How to Opt Out of Differential Privacy in iOS and macOS

If you’re still not convinced that Differential Privacy is right for you, though, you’re in luck. You can opt out right from your device’s settings.
On your iOS device, tap open “Settings” and then “Privacy”.
On the Privacy screen, tap “Diagnostics & Usage”.
Finally, on the Diagnostics & Usage screen, tap “Don’t Send”.
On macOS, open the System Preferences and click “Security & Privacy”.
In the Security & Privacy preferences, click the “Privacy” tab and then make sure “Send diagnostic & usage data to Apple” is unchecked.
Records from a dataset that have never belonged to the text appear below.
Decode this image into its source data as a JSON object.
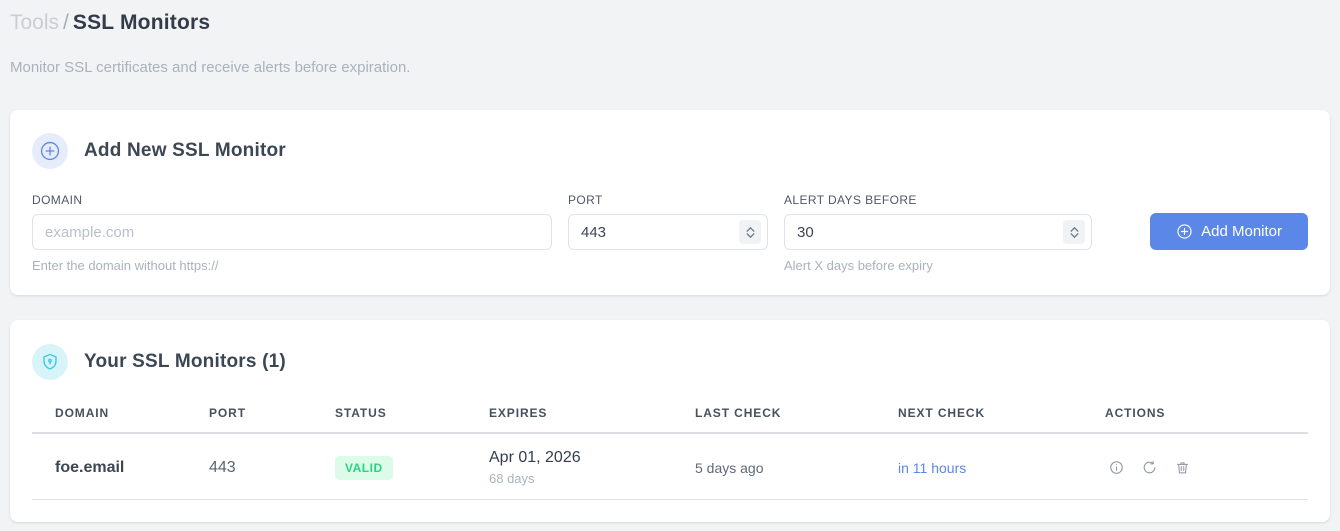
{
  "breadcrumb": {
    "parent": "Tools",
    "separator": "/",
    "current": "SSL Monitors"
  },
  "page_subtitle": "Monitor SSL certificates and receive alerts before expiration.",
  "add_card": {
    "title": "Add New SSL Monitor",
    "title_icon": "plus-circle-icon",
    "domain_field": {
      "label": "DOMAIN",
      "placeholder": "example.com",
      "helper": "Enter the domain without https://"
    },
    "port_field": {
      "label": "PORT",
      "value": "443"
    },
    "alert_field": {
      "label": "ALERT DAYS BEFORE",
      "value": "30",
      "helper": "Alert X days before expiry"
    },
    "submit_button": {
      "label": "Add Monitor",
      "icon": "plus-circle-icon"
    }
  },
  "monitors_card": {
    "title": "Your SSL Monitors (1)",
    "title_icon": "shield-icon",
    "table": {
      "headers": [
        "DOMAIN",
        "PORT",
        "STATUS",
        "EXPIRES",
        "LAST CHECK",
        "NEXT CHECK",
        "ACTIONS"
      ],
      "rows": [
        {
          "domain": "foe.email",
          "port": "443",
          "status": "VALID",
          "expires_date": "Apr 01, 2026",
          "expires_in": "68 days",
          "last_check": "5 days ago",
          "next_check": "in 11 hours",
          "action_icons": [
            "info-icon",
            "refresh-icon",
            "trash-icon"
          ]
        }
      ]
    }
  },
  "colors": {
    "page_background": "#f2f3f5",
    "accent_blue": "#5b87e8",
    "accent_cyan": "#3ecde4",
    "status_valid_bg": "#dcfbe9",
    "status_valid_text": "#2bd381",
    "link_blue": "#5b87e8"
  }
}
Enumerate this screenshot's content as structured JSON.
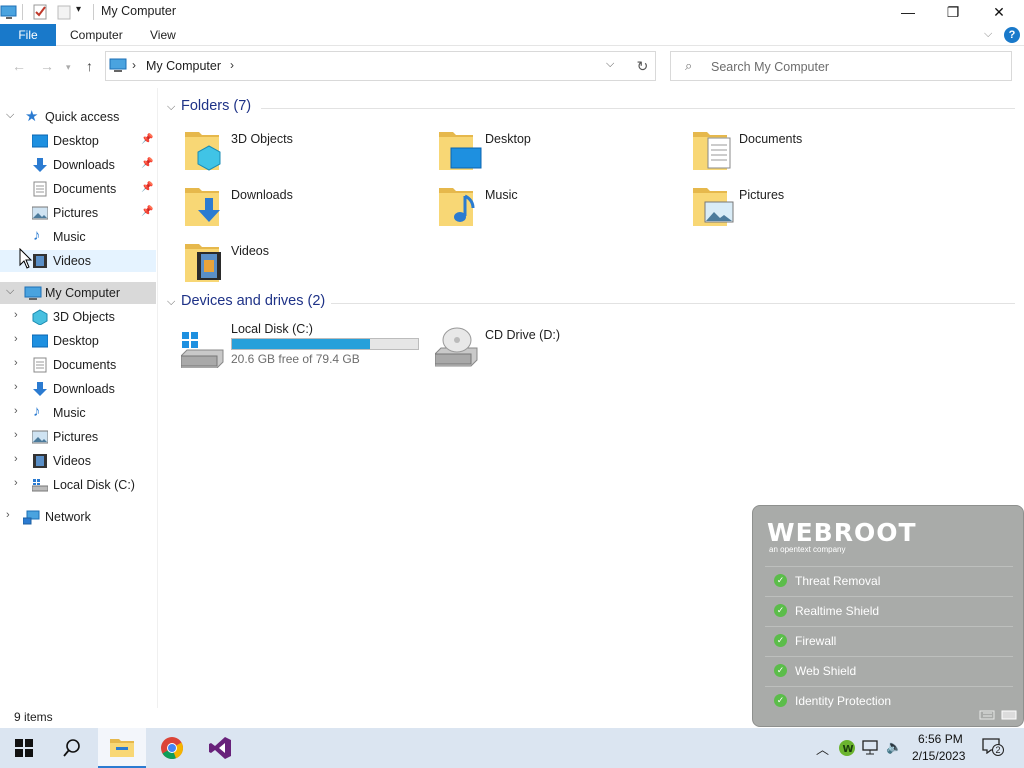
{
  "window": {
    "title": "My Computer",
    "controls": {
      "minimize": "—",
      "maximize": "❐",
      "close": "✕"
    }
  },
  "ribbon": {
    "tabs": [
      "File",
      "Computer",
      "View"
    ],
    "help": "?"
  },
  "address": {
    "path": "My Computer",
    "search_placeholder": "Search My Computer"
  },
  "nav": {
    "quick_access": {
      "label": "Quick access",
      "items": [
        {
          "label": "Desktop",
          "pinned": true,
          "icon": "desktop-icon"
        },
        {
          "label": "Downloads",
          "pinned": true,
          "icon": "downloads-icon"
        },
        {
          "label": "Documents",
          "pinned": true,
          "icon": "documents-icon"
        },
        {
          "label": "Pictures",
          "pinned": true,
          "icon": "pictures-icon"
        },
        {
          "label": "Music",
          "pinned": false,
          "icon": "music-icon"
        },
        {
          "label": "Videos",
          "pinned": false,
          "icon": "videos-icon"
        }
      ]
    },
    "this_pc": {
      "label": "My Computer",
      "items": [
        "3D Objects",
        "Desktop",
        "Documents",
        "Downloads",
        "Music",
        "Pictures",
        "Videos",
        "Local Disk (C:)"
      ]
    },
    "network": {
      "label": "Network"
    }
  },
  "content": {
    "folders_header": "Folders (7)",
    "folders": [
      "3D Objects",
      "Desktop",
      "Documents",
      "Downloads",
      "Music",
      "Pictures",
      "Videos"
    ],
    "devices_header": "Devices and drives (2)",
    "drives": [
      {
        "label": "Local Disk (C:)",
        "free_text": "20.6 GB free of 79.4 GB",
        "used_fraction": 0.74
      },
      {
        "label": "CD Drive (D:)"
      }
    ]
  },
  "status": {
    "items_count": "9 items"
  },
  "webroot": {
    "logo": "WEBROOT",
    "tagline": "an opentext company",
    "items": [
      "Threat Removal",
      "Realtime Shield",
      "Firewall",
      "Web Shield",
      "Identity Protection"
    ],
    "check_color": "#5bbd4a"
  },
  "taskbar": {
    "time": "6:56 PM",
    "date": "2/15/2023",
    "notifications": "2",
    "accent": "#2b7bd1"
  }
}
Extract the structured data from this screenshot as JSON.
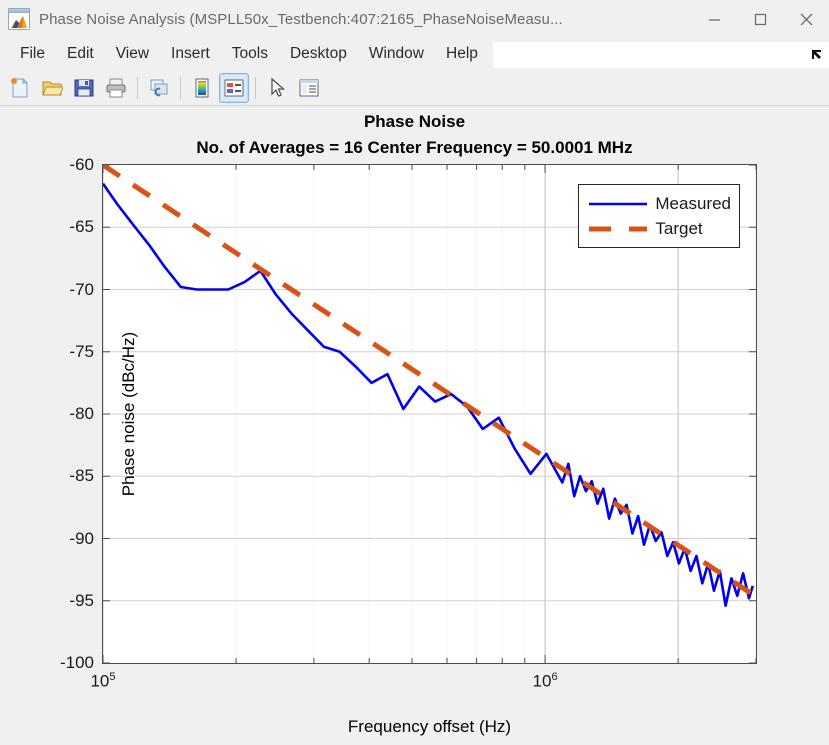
{
  "window": {
    "title": "Phase Noise Analysis (MSPLL50x_Testbench:407:2165_PhaseNoiseMeasu...",
    "app_icon": "matlab-membrane-icon",
    "minimize_label": "—",
    "maximize_label": "□",
    "close_label": "✕"
  },
  "menubar": {
    "items": [
      {
        "label": "File"
      },
      {
        "label": "Edit"
      },
      {
        "label": "View"
      },
      {
        "label": "Insert"
      },
      {
        "label": "Tools"
      },
      {
        "label": "Desktop"
      },
      {
        "label": "Window"
      },
      {
        "label": "Help"
      }
    ],
    "dock_icon": "dock-arrow-icon"
  },
  "toolbar": {
    "buttons": [
      {
        "name": "new-figure-button",
        "icon": "new-document-icon",
        "active": false
      },
      {
        "name": "open-file-button",
        "icon": "open-folder-icon",
        "active": false
      },
      {
        "name": "save-figure-button",
        "icon": "floppy-save-icon",
        "active": false
      },
      {
        "name": "print-figure-button",
        "icon": "printer-icon",
        "active": false
      },
      {
        "name": "link-plot-button",
        "icon": "link-plot-icon",
        "active": false
      },
      {
        "name": "insert-colorbar-button",
        "icon": "colorbar-icon",
        "active": false
      },
      {
        "name": "insert-legend-button",
        "icon": "legend-icon",
        "active": true
      },
      {
        "name": "edit-plot-button",
        "icon": "pointer-arrow-icon",
        "active": false
      },
      {
        "name": "property-editor-button",
        "icon": "property-editor-icon",
        "active": false
      }
    ]
  },
  "chart_data": {
    "type": "line",
    "title": "Phase Noise",
    "subtitle": "No. of Averages = 16 Center Frequency = 50.0001 MHz",
    "xlabel": "Frequency offset (Hz)",
    "ylabel": "Phase noise (dBc/Hz)",
    "xscale": "log",
    "xlim": [
      100000,
      3000000
    ],
    "ylim": [
      -100,
      -60
    ],
    "ytick_labels": [
      "-60",
      "-65",
      "-70",
      "-75",
      "-80",
      "-85",
      "-90",
      "-95",
      "-100"
    ],
    "ytick_values": [
      -60,
      -65,
      -70,
      -75,
      -80,
      -85,
      -90,
      -95,
      -100
    ],
    "xtick_labels": [
      "10^5",
      "10^6"
    ],
    "xtick_values": [
      100000,
      1000000
    ],
    "grid": true,
    "legend_position": "top-right",
    "series": [
      {
        "name": "Measured",
        "color": "#0000f0",
        "style": "solid",
        "width": 2.6,
        "x": [
          100000,
          108000,
          117000,
          127000,
          138000,
          150000,
          163000,
          177000,
          192000,
          209000,
          227000,
          246000,
          268000,
          291000,
          316000,
          343000,
          373000,
          405000,
          440000,
          478000,
          519000,
          564000,
          613000,
          666000,
          723000,
          786000,
          854000,
          927000,
          1007000,
          1094000,
          1129000,
          1164000,
          1200000,
          1237000,
          1275000,
          1314000,
          1354000,
          1396000,
          1439000,
          1483000,
          1529000,
          1576000,
          1624000,
          1674000,
          1726000,
          1779000,
          1834000,
          1890000,
          1948000,
          2008000,
          2070000,
          2134000,
          2200000,
          2268000,
          2338000,
          2410000,
          2484000,
          2561000,
          2640000,
          2721000,
          2805000,
          2892000,
          2950000
        ],
        "y": [
          -61.5,
          -63.2,
          -64.8,
          -66.4,
          -68.2,
          -69.8,
          -70.0,
          -70.0,
          -70.0,
          -69.4,
          -68.5,
          -70.4,
          -72.0,
          -73.3,
          -74.6,
          -75.0,
          -76.2,
          -77.5,
          -76.8,
          -79.6,
          -77.8,
          -79.0,
          -78.4,
          -79.4,
          -81.2,
          -80.3,
          -82.8,
          -84.8,
          -83.2,
          -85.5,
          -84.0,
          -86.6,
          -85.0,
          -86.2,
          -85.4,
          -87.2,
          -86.0,
          -88.4,
          -86.8,
          -88.0,
          -87.3,
          -89.6,
          -88.2,
          -90.5,
          -88.9,
          -90.2,
          -89.5,
          -91.4,
          -90.3,
          -92.0,
          -90.8,
          -92.6,
          -91.4,
          -93.6,
          -92.0,
          -94.2,
          -92.6,
          -95.4,
          -93.2,
          -94.6,
          -92.8,
          -94.8,
          -93.8
        ]
      },
      {
        "name": "Target",
        "color": "#d95319",
        "style": "dashed",
        "width": 5,
        "x": [
          100000,
          2950000
        ],
        "y": [
          -60.0,
          -94.5
        ]
      }
    ]
  }
}
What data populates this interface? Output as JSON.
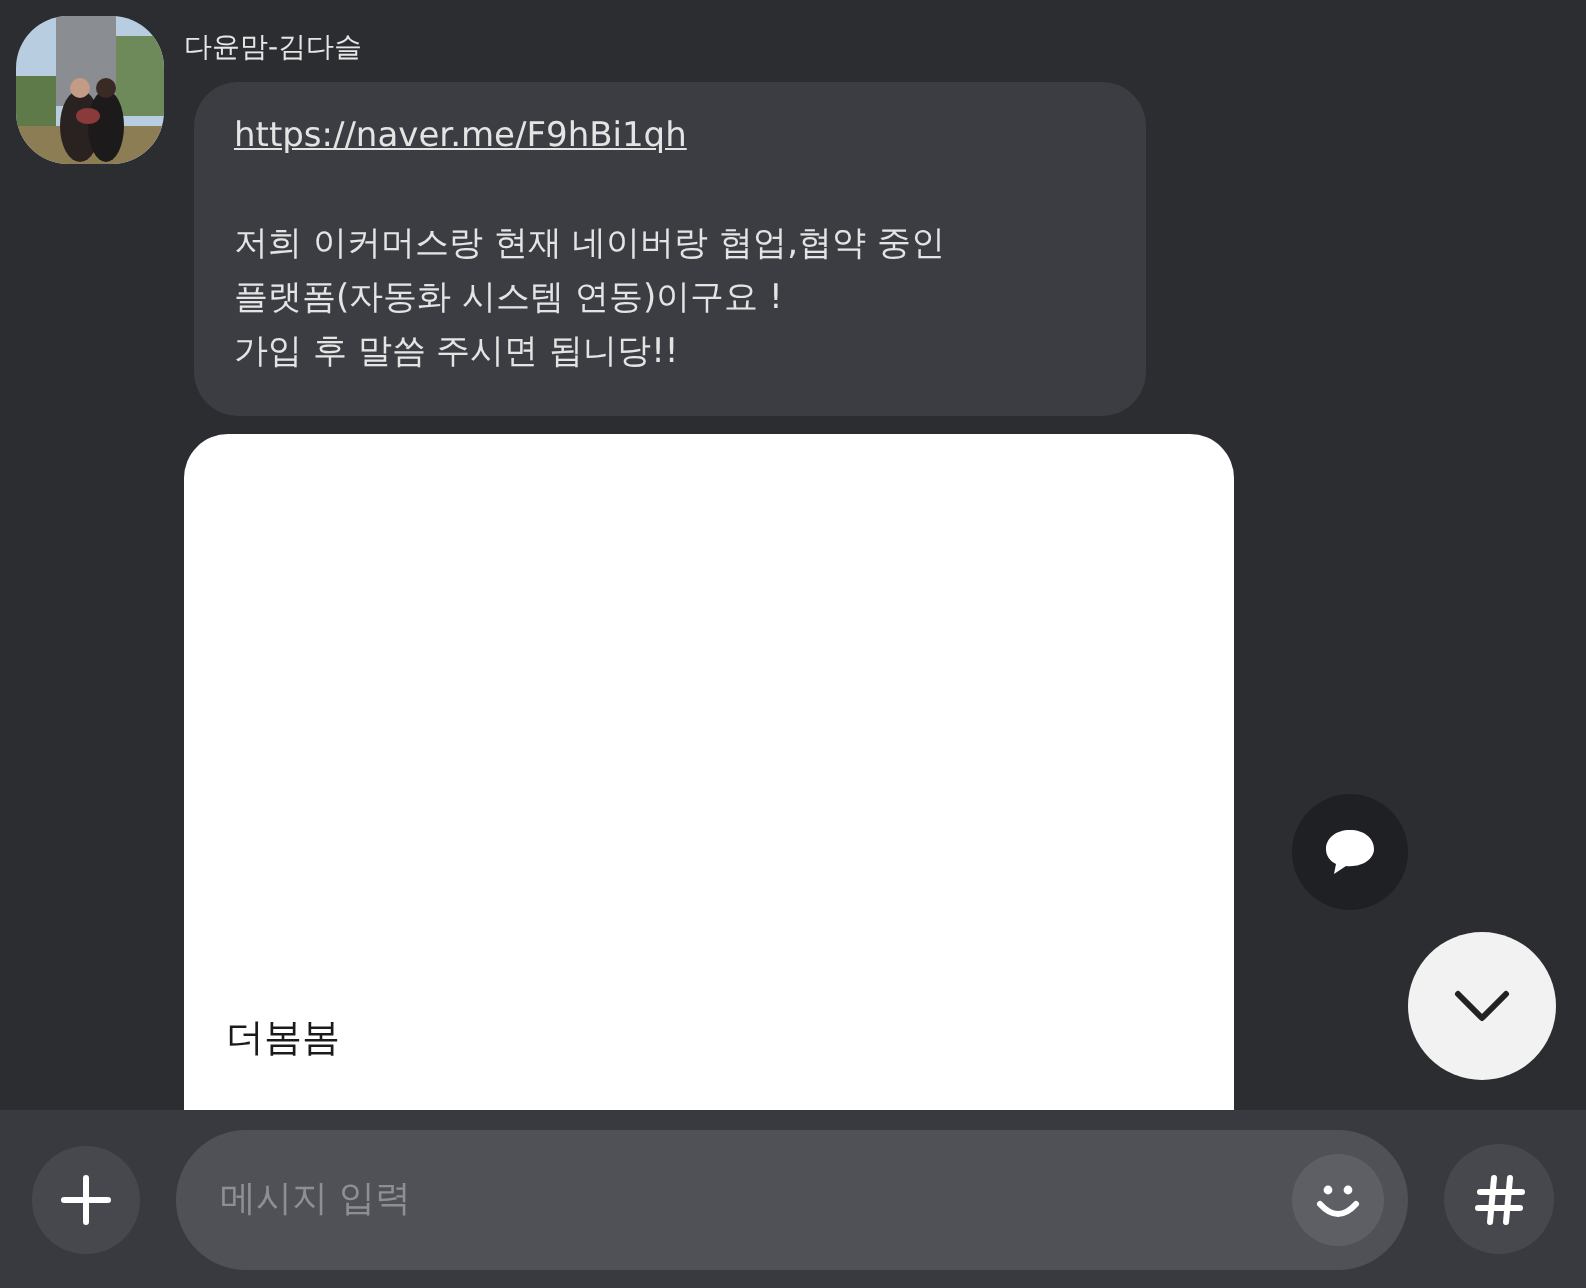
{
  "message": {
    "sender": "다윤맘-김다슬",
    "link": "https://naver.me/F9hBi1qh",
    "lines": [
      "저희 이커머스랑 현재 네이버랑 협업,협약 중인",
      "플랫폼(자동화 시스템 연동)이구요 !",
      "가입 후 말씀 주시면 됩니당!!"
    ]
  },
  "preview_card": {
    "title": "더봄봄"
  },
  "composer": {
    "placeholder": "메시지 입력"
  }
}
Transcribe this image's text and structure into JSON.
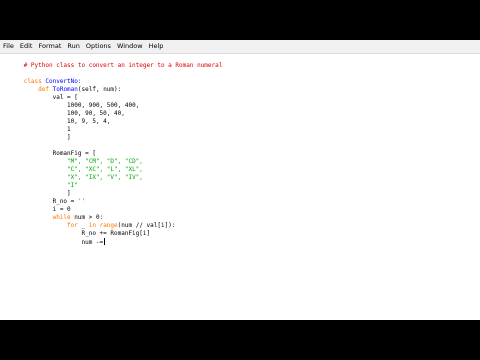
{
  "menu": [
    "File",
    "Edit",
    "Format",
    "Run",
    "Options",
    "Window",
    "Help"
  ],
  "code": {
    "comment": "# Python class to convert an integer to a Roman numeral",
    "class_kw": "class",
    "class_name": "ConvertNo:",
    "def_kw": "def",
    "def_name": "ToRoman",
    "def_params": "(self, num):",
    "val_assign": "val = [",
    "val_row1": "1000, 900, 500, 400,",
    "val_row2": "100, 90, 50, 40,",
    "val_row3": "10, 9, 5, 4,",
    "val_row4": "1",
    "close_bracket": "]",
    "romanfig_assign": "RomanFig = [",
    "rf_row1": "\"M\", \"CM\", \"D\", \"CD\",",
    "rf_row2": "\"C\", \"XC\", \"L\", \"XL\",",
    "rf_row3": "\"X\", \"IX\", \"V\", \"IV\",",
    "rf_row4": "\"I\"",
    "close_bracket2": "]",
    "rno_name": "R_no = ",
    "rno_value": "''",
    "i_assign": "i = 0",
    "while_kw": "while",
    "while_cond": " num > 0:",
    "for_kw": "for",
    "for_var": " _ ",
    "in_kw": "in",
    "range_fn": " range",
    "range_args": "(num // val[i]):",
    "rno_update": "R_no += RomanFig[i]",
    "num_update": "num -="
  }
}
Note that you will need to click the lock icon in the lower-left corner and enter your system password before you can make this change.
Obviously, there’s a lot more to Differential Privacy, both in theory and application, than this simplified explanation. The meat and potatoes of it rely heavily on some serious mathematics and as such, it can get pretty weighty and complicated.
Hopefully, however, this gives you an idea of how it works and that you feel more confident about companies collecting certain data without fear of being identified.